Paul shook his head, trying to tell her he didn't think it was crazy.

"But I almost felt that Noriko was my own daughter. I can't explain it," Haru said, and she lowered her head again.

"I'm sorry!" she said louder. "I feel I did a terrible thing."

"It wasn't your fault," Shizuka said.

"But Paul was injured."

"It's OK," Paul said.

Shizuka patted her shoulder.

Paul was gazing out of the old house where Haru had slid the door aside, and he was surprised he could put everything out of his mind so cleanly. The shadows from the trees at the edge of the clearing were growing longer. Down beyond the forest and the road, there were terraced fields curving down to the valley floor. In one of them a farmer was burning straw from the summer's harvest of grain. That clear light and the breeze in the tops of the cedars was fleeting. Paul liked this time of year most out of all the seasons. Everything was forgotten. Almost everything could be forgotten. He was a sentimental man, but not in a way that most people would accept. He thought he'd like to come back to this house some time. He'd like to come back alone, he thought.

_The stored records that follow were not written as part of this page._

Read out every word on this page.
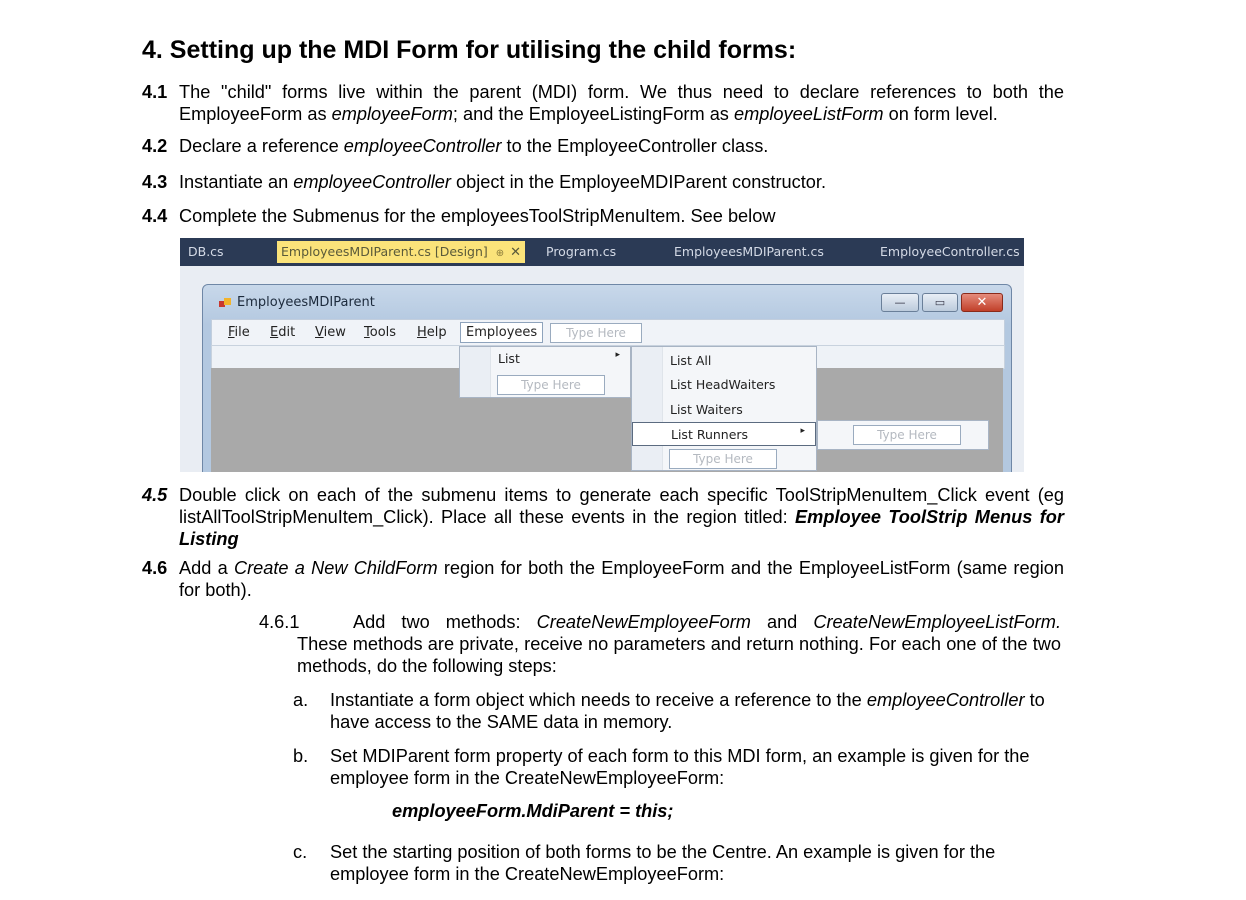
4. Setting up the MDI Form for utilising the child forms:
4.1 The "child" forms live within the parent (MDI) form. We thus need to declare references to both the EmployeeForm as employeeForm; and the EmployeeListingForm as employeeListForm on form level.
4.2 Declare a reference employeeController to the EmployeeController class.
4.3 Instantiate an employeeController object in the EmployeeMDIParent constructor.
4.4 Complete the Submenus for the employeesToolStripMenuItem. See below
DB.cs	EmployeesMDIParent.cs [Design] ⊕ ✕	Program.cs	EmployeesMDIParent.cs	EmployeeController.cs
EmployeesMDIParent	—	▭	✕
File Edit View Tools Help	Employees	Type Here
List	▸
Type Here
List All
List HeadWaiters
List Waiters
List Runners	▸
Type Here
Type Here
4.5 Double click on each of the submenu items to generate each specific ToolStripMenuItem_Click event (eg listAllToolStripMenuItem_Click). Place all these events in the region titled: Employee ToolStrip Menus for Listing
4.6 Add a Create a New ChildForm region for both the EmployeeForm and the EmployeeListForm (same region for both).
4.6.1	Add two methods: CreateNewEmployeeForm and CreateNewEmployeeListForm. These methods are private, receive no parameters and return nothing. For each one of the two methods, do the following steps:
a. Instantiate a form object which needs to receive a reference to the employeeController to have access to the SAME data in memory.
b. Set MDIParent form property of each form to this MDI form, an example is given for the employee form in the CreateNewEmployeeForm:
employeeForm.MdiParent = this;
c. Set the starting position of both forms to be the Centre. An example is given for the employee form in the CreateNewEmployeeForm:
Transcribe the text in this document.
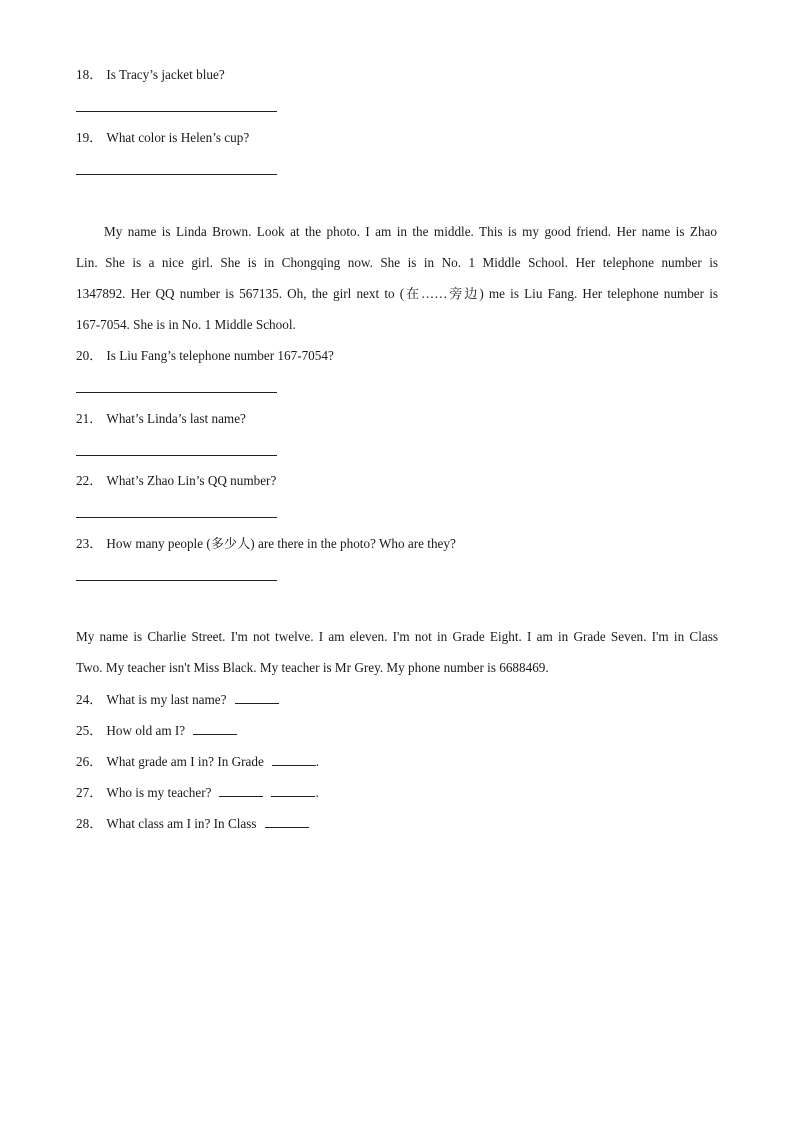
18． Is Tracy’s jacket blue?
19． What color is Helen’s cup?
My name is Linda Brown. Look at the photo. I am in the middle. This is my good friend. Her name is Zhao
Lin. She is a nice girl. She is in Chongqing now. She is in No. 1 Middle School. Her telephone number is
1347892. Her QQ number is 567135. Oh, the girl next to (在……旁边) me is Liu Fang. Her telephone number is
167-7054. She is in No. 1 Middle School.
20． Is Liu Fang’s telephone number 167-7054?
21． What’s Linda’s last name?
22． What’s Zhao Lin’s QQ number?
23． How many people (多少人) are there in the photo? Who are they?
My name is Charlie Street. I'm not twelve. I am eleven. I'm not in Grade Eight. I am in Grade Seven. I'm in Class
Two. My teacher isn't Miss Black. My teacher is Mr Grey. My phone number is 6688469.
24． What is my last name?
25． How old am I?
26． What grade am I in? In Grade	.
27． Who is my teacher?	.
28． What class am I in? In Class
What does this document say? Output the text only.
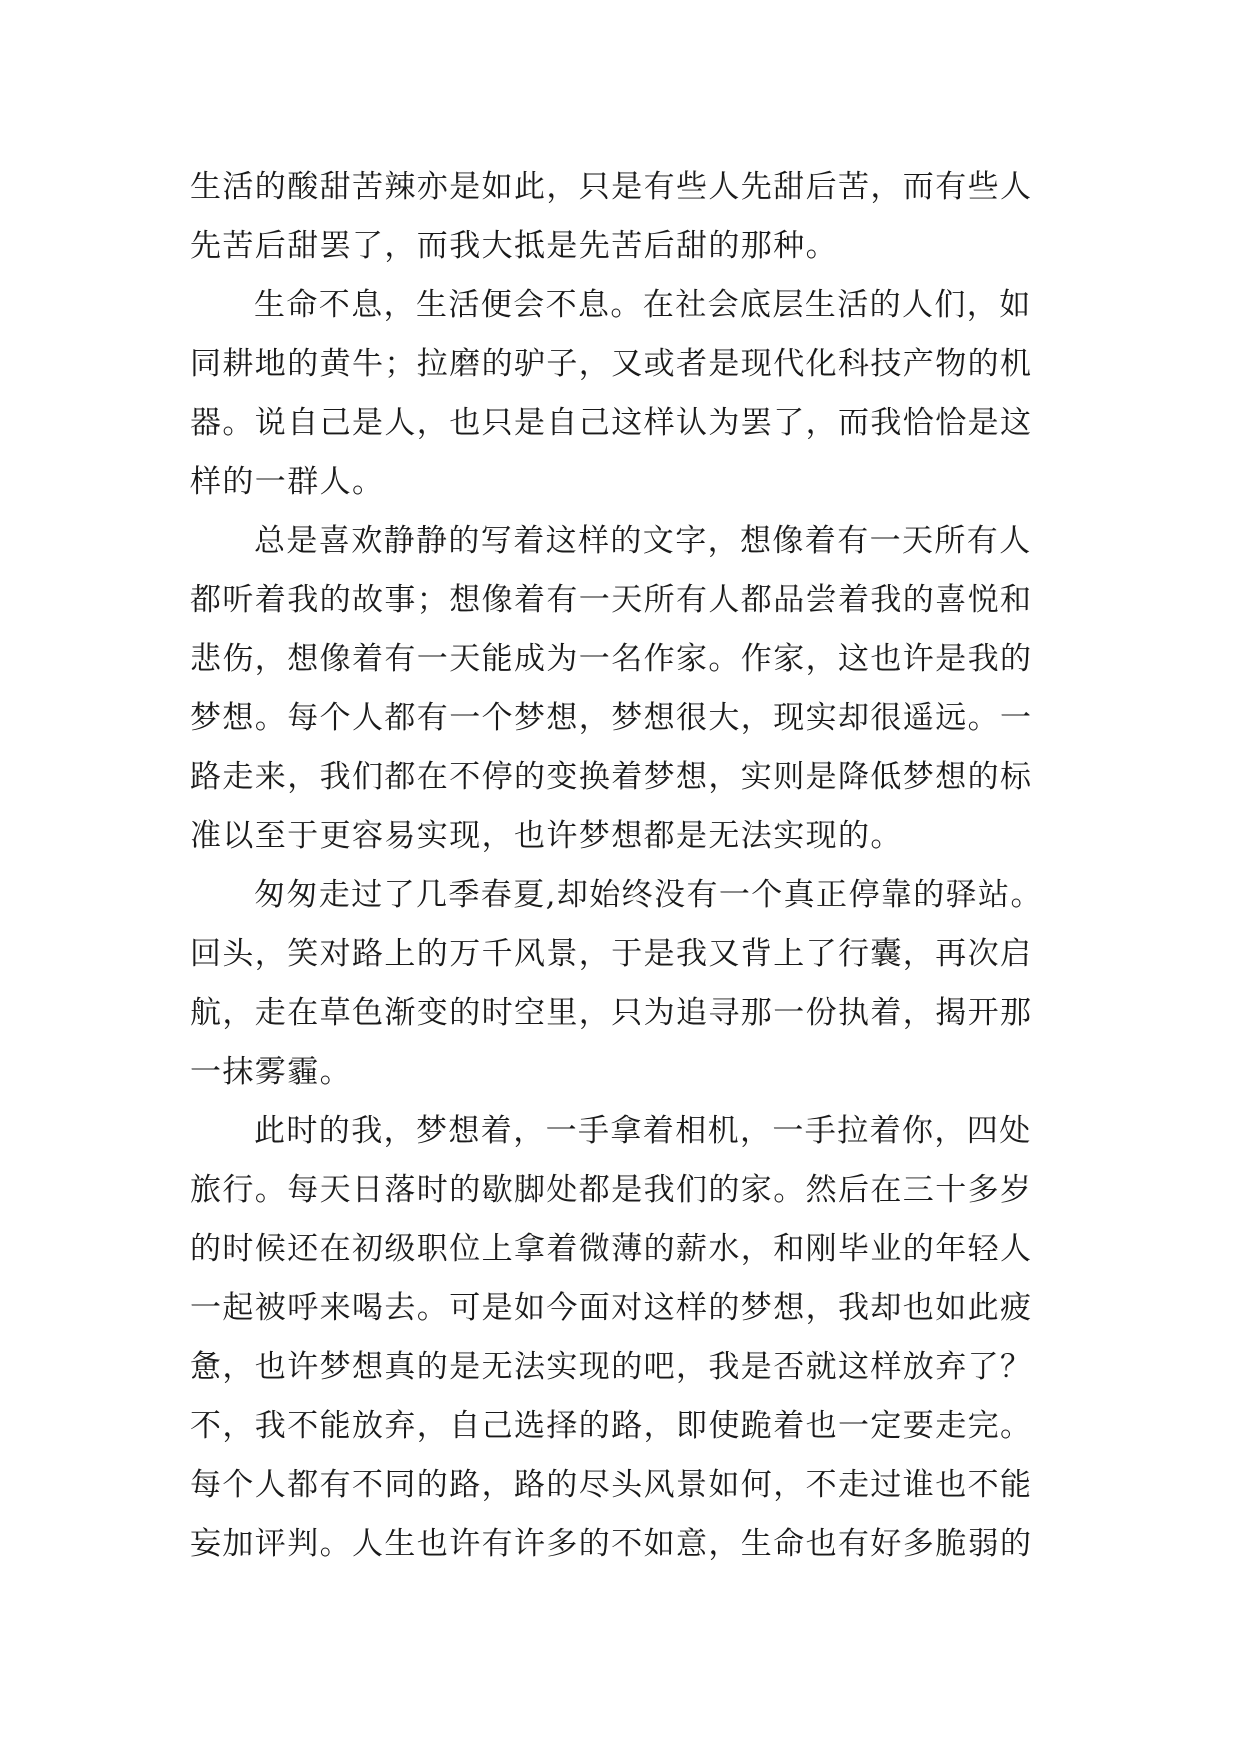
生活的酸甜苦辣亦是如此，只是有些人先甜后苦，而有些人

先苦后甜罢了，而我大抵是先苦后甜的那种。

生命不息，生活便会不息。在社会底层生活的人们，如

同耕地的黄牛；拉磨的驴子，又或者是现代化科技产物的机

器。说自己是人，也只是自己这样认为罢了，而我恰恰是这

样的一群人。

总是喜欢静静的写着这样的文字，想像着有一天所有人

都听着我的故事；想像着有一天所有人都品尝着我的喜悦和

悲伤，想像着有一天能成为一名作家。作家，这也许是我的

梦想。每个人都有一个梦想，梦想很大，现实却很遥远。一

路走来，我们都在不停的变换着梦想，实则是降低梦想的标

准以至于更容易实现，也许梦想都是无法实现的。

匆匆走过了几季春夏,却始终没有一个真正停靠的驿站。

回头，笑对路上的万千风景，于是我又背上了行囊，再次启

航，走在草色渐变的时空里，只为追寻那一份执着，揭开那

一抹雾霾。

此时的我，梦想着，一手拿着相机，一手拉着你，四处

旅行。每天日落时的歇脚处都是我们的家。然后在三十多岁

的时候还在初级职位上拿着微薄的薪水，和刚毕业的年轻人

一起被呼来喝去。可是如今面对这样的梦想，我却也如此疲

惫，也许梦想真的是无法实现的吧，我是否就这样放弃了？

不，我不能放弃，自己选择的路，即使跪着也一定要走完。

每个人都有不同的路，路的尽头风景如何，不走过谁也不能

妄加评判。人生也许有许多的不如意，生命也有好多脆弱的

Later, they said goodbye to Haru. She asked them to come see her again and they promised they would.

On the drive back, they were both somber. As darkness came, Shizuka suddenly looked over at Paul.

"We can never marry someone from here," she said. "Unless it's another of our group."

Paul looked at her, but said nothing.

"That's why I'll never let you leave me," she said, laughing once, a bit nervously.